The Puget Sound grantee receives almost all of its funding from its Head Start grant. A small proportion of the program's funding comes from USDA and from the state. The grantee uses these funds to pay for administrative support: Head Start's Fiscal/MIS Specialist is responsible for fiscal monitoring of the Head Start subcontractors and preparation of budgets for Head Start; the business office prepares reports and official figures.
Multiple funding sources are used by the subcontractors to pay for each full-day program.36 For most of the full-day programs, the state child care subsidy is a major source of revenue. The state conducts surveys of the market rate for child care every three years, and its findings are used to determine reimbursement rates for the child care subsidy. Reimbursement rates have recently been increased from 25 percent to 75 percent of the market rate, a move expected to open up more slots for low-income families. The child care subsidy programs administered by the state include SSBG (Title XX), AFDC/JOBS child care, transitional child care, and child protective services and child welfare services child care.

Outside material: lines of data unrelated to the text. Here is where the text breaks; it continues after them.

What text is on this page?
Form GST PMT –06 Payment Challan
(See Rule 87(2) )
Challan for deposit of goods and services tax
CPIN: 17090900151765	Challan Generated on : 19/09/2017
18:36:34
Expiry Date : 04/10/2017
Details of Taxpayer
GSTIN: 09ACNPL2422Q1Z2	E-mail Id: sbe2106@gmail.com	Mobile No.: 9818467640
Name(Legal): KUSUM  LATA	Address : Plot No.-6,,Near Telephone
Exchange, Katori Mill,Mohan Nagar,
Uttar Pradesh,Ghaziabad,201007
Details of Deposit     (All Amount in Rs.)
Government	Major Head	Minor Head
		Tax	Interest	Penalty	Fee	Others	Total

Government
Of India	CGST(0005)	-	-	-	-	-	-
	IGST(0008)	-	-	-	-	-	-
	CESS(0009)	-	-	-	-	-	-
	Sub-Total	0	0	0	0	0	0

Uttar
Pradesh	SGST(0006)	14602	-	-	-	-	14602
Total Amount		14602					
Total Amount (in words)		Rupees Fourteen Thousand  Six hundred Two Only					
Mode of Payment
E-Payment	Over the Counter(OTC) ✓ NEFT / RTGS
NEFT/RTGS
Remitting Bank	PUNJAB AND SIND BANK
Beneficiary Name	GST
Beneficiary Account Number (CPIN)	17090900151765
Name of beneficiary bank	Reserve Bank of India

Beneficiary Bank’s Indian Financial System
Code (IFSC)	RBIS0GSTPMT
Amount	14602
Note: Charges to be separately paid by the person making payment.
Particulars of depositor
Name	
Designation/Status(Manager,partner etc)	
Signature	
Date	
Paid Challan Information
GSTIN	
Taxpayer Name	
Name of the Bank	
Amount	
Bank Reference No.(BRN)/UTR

Family child care providers receive most of their funding directly from the state child care subsidy. Puget Sound pays providers a stipend of $35 per month per Head Start child served, and $30 per month to pay substitutes in order to attend monthly meetings. It also pays for: (1) substitutes for home visits, special training sessions, and CDA classes; (2) a portion of liability insurance; and (3) facilities improvements, as well as paying for the managers and coordinators who support and monitor the family child care providers, and for the individuals who do screening, social service referrals, and mental health consultation.
The Redmond Family Village child care program receives about 50 percent of its funding from state and King County child care subsidies. Funds also come from their parent organization, the YWCA, and from grants, community and civic groups, and private donations. Head Start pays four and one-half hours per day of assistant teacher time to allow for planning, training, observations, paperwork, and home visits.
Bellevue Community College uses Head Start funds to pay for the eight core hours of service per day for children, and adds a small amount from their other sources. First, it receives a grant of about $7,000 per year from the City of Bellevue. All of the 18 families at BCC should qualify for the child care subsidy, but the BCC's family service worker indicates that families do not want to go to the trouble of applying for the subsidy, eligibility rules being the main deterrent. For example, the JOBS subsidy requires that individuals first be seen by a JOBS worker. If they are enrolled in school when they apply, individuals are usually eligible for the child care subsidy, but it is more difficult to access. BCC charges parent fees of $1.50 per hour for any extended hours not covered by a subsidy. Bills are sent out monthly; sometimes parents work at the center in exchange for payment.
Families First uses child care subsidies whenever families are eligible. However, this CCDP is a large program with a budget of $1.6 million. It can and will cover families who lose their child care subsidy or are in a period of transition and awaiting funding, in order to foster continuity of care for the child.